La storia di Sergio Pininfarina attraverso le auto che hanno segnato il design italiano, da Ferrari ad Alfa Romeo

Manager/ Sergio Pininfarina, 100 anni dalla nascita: ecco le auto più belle della sua storia

Sergio Pininfarina avrebbe compiuto cento anni l’8 settembre 2026. Ingegnere, imprenditore e protagonista dell’industria italiana, trasformò l’azienda fondata dal padre Battista “Pinin” Farina da carrozzeria di alta gamma a gruppo internazionale capace di occuparsi di design, engineering e produzione. Ma la sua eredità resta legata soprattutto alle automobili: Ferrari, Alfa Romeo, Fiat, Peugeot e Maserati che hanno segnato intere epoche.

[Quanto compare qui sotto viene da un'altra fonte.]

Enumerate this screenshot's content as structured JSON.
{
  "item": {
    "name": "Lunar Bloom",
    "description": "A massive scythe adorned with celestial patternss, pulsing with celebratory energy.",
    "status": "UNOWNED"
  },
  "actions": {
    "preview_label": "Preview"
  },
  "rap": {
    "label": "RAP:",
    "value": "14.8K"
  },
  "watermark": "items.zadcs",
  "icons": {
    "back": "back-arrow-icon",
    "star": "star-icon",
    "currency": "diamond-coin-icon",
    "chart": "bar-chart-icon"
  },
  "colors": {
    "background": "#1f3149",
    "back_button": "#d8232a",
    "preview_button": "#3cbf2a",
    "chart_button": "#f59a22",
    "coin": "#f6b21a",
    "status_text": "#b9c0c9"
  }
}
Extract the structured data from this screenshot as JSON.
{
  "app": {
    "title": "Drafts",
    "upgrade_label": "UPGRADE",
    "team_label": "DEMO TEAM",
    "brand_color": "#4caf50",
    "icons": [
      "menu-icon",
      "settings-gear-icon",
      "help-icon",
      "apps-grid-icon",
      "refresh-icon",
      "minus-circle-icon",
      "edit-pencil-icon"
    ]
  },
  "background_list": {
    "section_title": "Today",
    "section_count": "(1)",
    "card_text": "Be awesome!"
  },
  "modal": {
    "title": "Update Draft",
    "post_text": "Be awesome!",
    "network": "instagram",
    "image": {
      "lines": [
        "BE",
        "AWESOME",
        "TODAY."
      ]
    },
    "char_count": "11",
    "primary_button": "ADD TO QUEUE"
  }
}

Nato a Torino nel 1926 e laureato in Ingegneria meccanica al Politecnico nel 1950, Sergio entrò nell’impresa di famiglia e ne assunse la direzione generale nel 1960. Nel 1961 diventò amministratore delegato e nel 1966, dopo la morte del padre, presidente. Sotto la sua guida Pininfarina investì nel Centro Studi e Ricerche, nella progettazione computerizzata e nella celebre galleria del vento in scala 1:1 inaugurata nel 1972, una delle prime strutture di questo tipo al mondo per l’automobile. La sua intuizione fu trasformare lo stile in una disciplina industriale: non più soltanto carrozzerie realizzate artigianalmente, ma automobili progettate insieme ai costruttori, sviluppate tecnicamente e, in alcuni casi, costruite direttamente negli stabilimenti Pininfarina.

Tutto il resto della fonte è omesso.